Альберто схватили за локоть. Обернулся: бесцветное лицо, он такого не помнит. Парень, однако, улыбался, будто они знакомы. За спиной у него стоял еще один кадет, поменьше ростом. Видел он их смутно: было всего шесть вечера, но туман уже наполз. Они стояли во дворе пятого курса, недалеко от плаца. Туда-сюда бродили стайки кадетов.
– Обожди, Поэт, – сказал парень. – Вот ты все знаешь: яичник же – все равно как яйцо, только женское?
– Отвали, – сказал Альберто. – Я спешу.
– Да ладно тебе, мужик. Всего минутку. Мы поспорили.
– Про песню, – сказал низенький, подходя поближе, – боливийскую. Он наполовину боливиец и тамошние песни знает. Ох, и чудные у них песни. Спой ему.
– Отвали, сказал. Мне идти надо.
Но парень не отвалил, а сжал его локоть крепче и завел:
У меня яичник ноет и болит,
то моя утроба младенчика родит.
Низенький захихикал.
– Ты меня отпустишь или нет?
– Нет. Сначала скажи, что это одно и то же.
– Не считается, – сказал низенький, – ты его подзуживаешь.

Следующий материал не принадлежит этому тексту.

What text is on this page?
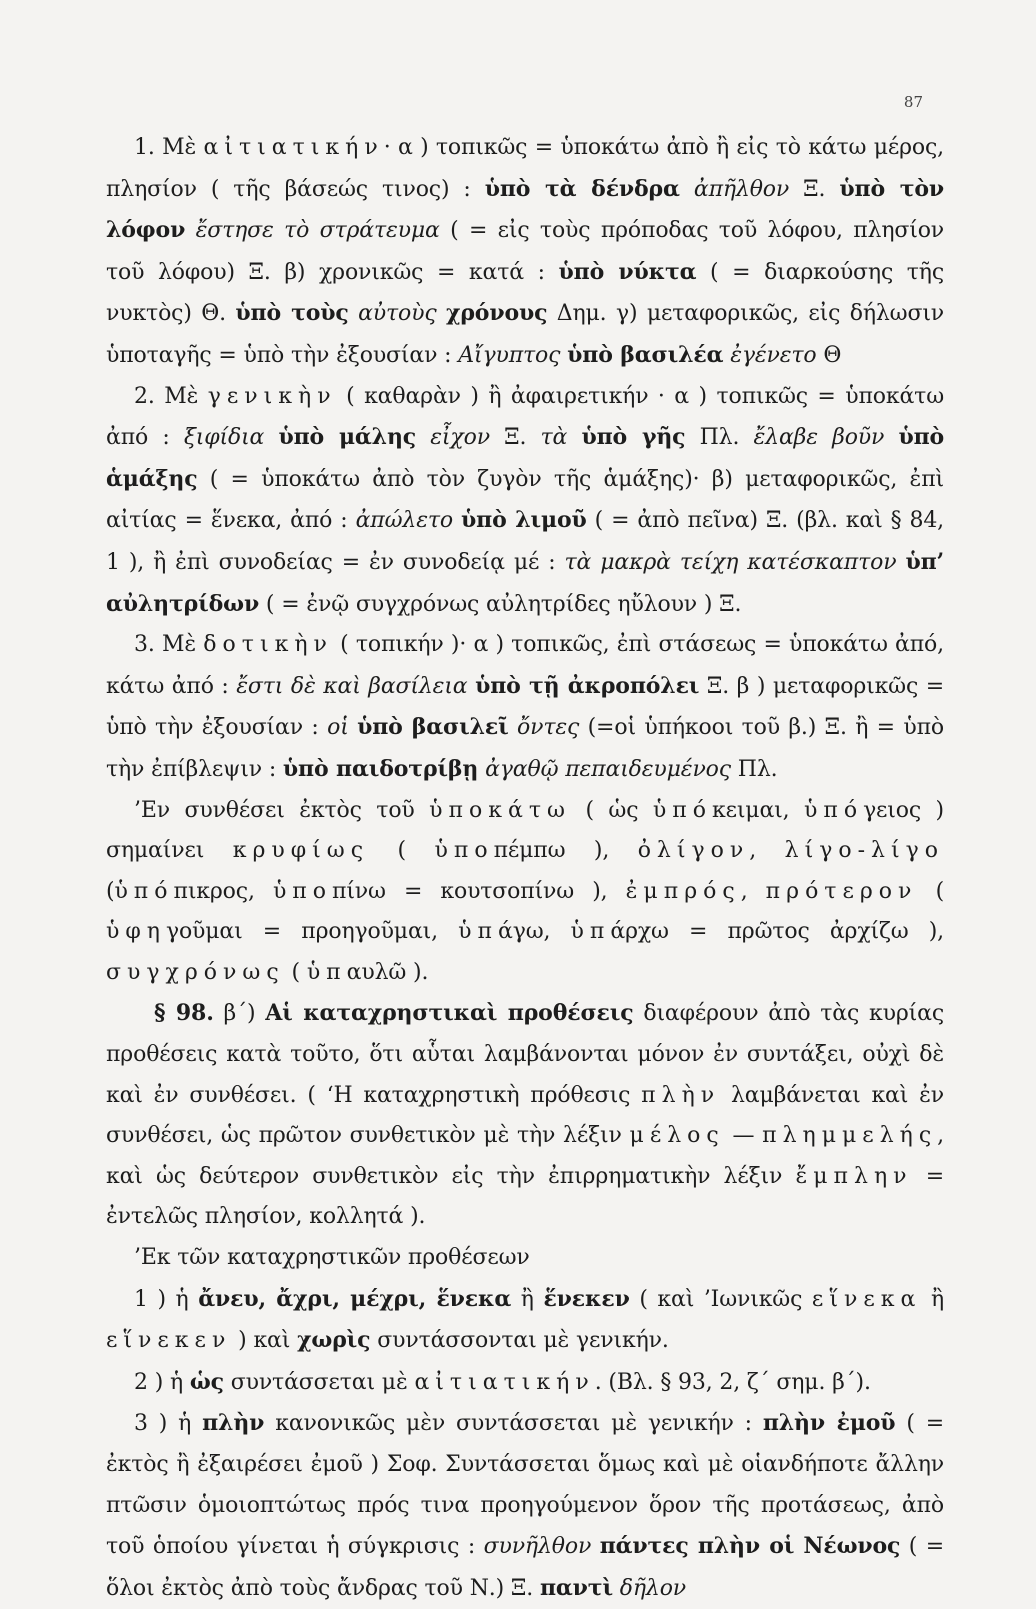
87

1. Μὲ αἰτιατικήν· α ) τοπικῶς = ὑποκάτω ἀπὸ ἢ εἰς τὸ κάτω μέρος, πλησίον ( τῆς βάσεώς τινος) : ὑπὸ τὰ δένδρα ἀπῆλθον Ξ. ὑπὸ τὸν λόφον ἔστησε τὸ στράτευμα ( = εἰς τοὺς πρόποδας τοῦ λόφου, πλησίον τοῦ λόφου) Ξ. β) χρονικῶς = κατά : ὑπὸ νύκτα ( = διαρκούσης τῆς νυκτὸς) Θ. ὑπὸ τοὺς αὐτοὺς χρόνους Δημ. γ) μεταφορικῶς, εἰς δήλωσιν ὑποταγῆς = ὑπὸ τὴν ἐξουσίαν : Αἴγυπτος ὑπὸ βασιλέα ἐγένετο Θ

2. Μὲ γενικὴν ( καθαρὰν ) ἢ ἀφαιρετικήν · α ) τοπικῶς = ὑποκάτω ἀπό : ξιφίδια ὑπὸ μάλης εἶχον Ξ. τὰ ὑπὸ γῆς Πλ. ἔλαβε βοῦν ὑπὸ ἁμάξης ( = ὑποκάτω ἀπὸ τὸν ζυγὸν τῆς ἁμάξης)· β) μεταφορικῶς, ἐπὶ αἰτίας = ἕνεκα, ἀπό : ἀπώλετο ὑπὸ λιμοῦ ( = ἀπὸ πεῖνα) Ξ. (βλ. καὶ § 84, 1 ), ἢ ἐπὶ συνοδείας = ἐν συνοδείᾳ μέ : τὰ μακρὰ τείχη κατέσκαπτον ὑπ’ αὐλητρίδων ( = ἐνῷ συγχρόνως αὐλητρίδες ηὔλουν ) Ξ.

3. Μὲ δοτικὴν ( τοπικήν )· α ) τοπικῶς, ἐπὶ στάσεως = ὑποκάτω ἀπό, κάτω ἀπό : ἔστι δὲ καὶ βασίλεια ὑπὸ τῇ ἀκροπόλει Ξ. β ) μεταφορικῶς = ὑπὸ τὴν ἐξουσίαν : οἱ ὑπὸ βασιλεῖ ὄντες (=οἱ ὑπήκοοι τοῦ β.) Ξ. ἢ = ὑπὸ τὴν ἐπίβλεψιν : ὑπὸ παιδοτρίβῃ ἀγαθῷ πεπαιδευμένος Πλ.

’Εν συνθέσει ἐκτὸς τοῦ ὑποκάτω ( ὡς ὑπόκειμαι, ὑπόγειος ) σημαίνει κρυφίως ( ὑποπέμπω ), ὀλίγον, λίγο-λίγο (ὑπόπικρος, ὑποπίνω = κουτσοπίνω ), ἐμπρός, πρότερον ( ὑφηγοῦμαι = προηγοῦμαι, ὑπάγω, ὑπάρχω = πρῶτος ἀρχίζω ), συγχρόνως ( ὑπαυλῶ ).

§ 98. β΄) Αἱ καταχρηστικαὶ προθέσεις διαφέρουν ἀπὸ τὰς κυρίας προθέσεις κατὰ τοῦτο, ὅτι αὗται λαμβάνονται μόνον ἐν συντάξει, οὐχὶ δὲ καὶ ἐν συνθέσει. ( ‘Η καταχρηστικὴ πρόθεσις πλὴν λαμβάνεται καὶ ἐν συνθέσει, ὡς πρῶτον συνθετικὸν μὲ τὴν λέξιν μέλος — πλημμελής, καὶ ὡς δεύτερον συνθετικὸν εἰς τὴν ἐπιρρηματικὴν λέξιν ἔμπλην = ἐντελῶς πλησίον, κολλητά ).

’Εκ τῶν καταχρηστικῶν προθέσεων

1 ) ἡ ἄνευ, ἄχρι, μέχρι, ἕνεκα ἢ ἕνεκεν ( καὶ ’Ιωνικῶς εἵνεκα ἢ εἵνεκεν ) καὶ χωρὶς συντάσσονται μὲ γενικήν.

2 ) ἡ ὡς συντάσσεται μὲ αἰτιατικήν. (Βλ. § 93, 2, ζ΄ σημ. β΄).

3 ) ἡ πλὴν κανονικῶς μὲν συντάσσεται μὲ γενικήν : πλὴν ἐμοῦ ( = ἐκτὸς ἢ ἐξαιρέσει ἐμοῦ ) Σοφ. Συντάσσεται ὅμως καὶ μὲ οἱανδήποτε ἄλλην πτῶσιν ὁμοιοπτώτως πρός τινα προηγούμενον ὅρον τῆς προτάσεως, ἀπὸ τοῦ ὁποίου γίνεται ἡ σύγκρισις : συνῆλθον πάντες πλὴν οἱ Νέωνος ( = ὅλοι ἐκτὸς ἀπὸ τοὺς ἄνδρας τοῦ Ν.) Ξ. παντὶ δῆλον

– Да одно и то же это! – завопил Альберто, рывком высвободился и пошел. Спор относительно яичника продолжался у него за спиной. Он быстро добрался до офицерского корпуса и повернул: до медпункта всего метров десять, а стены еле видны – туман стер окна и двери. В коридоре никого не было, в маленьком медкабинете тоже. Он поднялся на второй этаж, перескакивая через две ступеньки. У входа сидел человек в белом халате. В руках он держал газету, но не читал, а мрачно смотрел на стену. При виде Альберто он встрепенулся.
– Выйдите отсюда, кадет, – сказал он. – Здесь запрещено находиться.
– Я хочу видеть кадета Арану.
– Нет, – кисло сказал человек, – уходите. Никому нельзя видеть кадета Арану. Он изолирован.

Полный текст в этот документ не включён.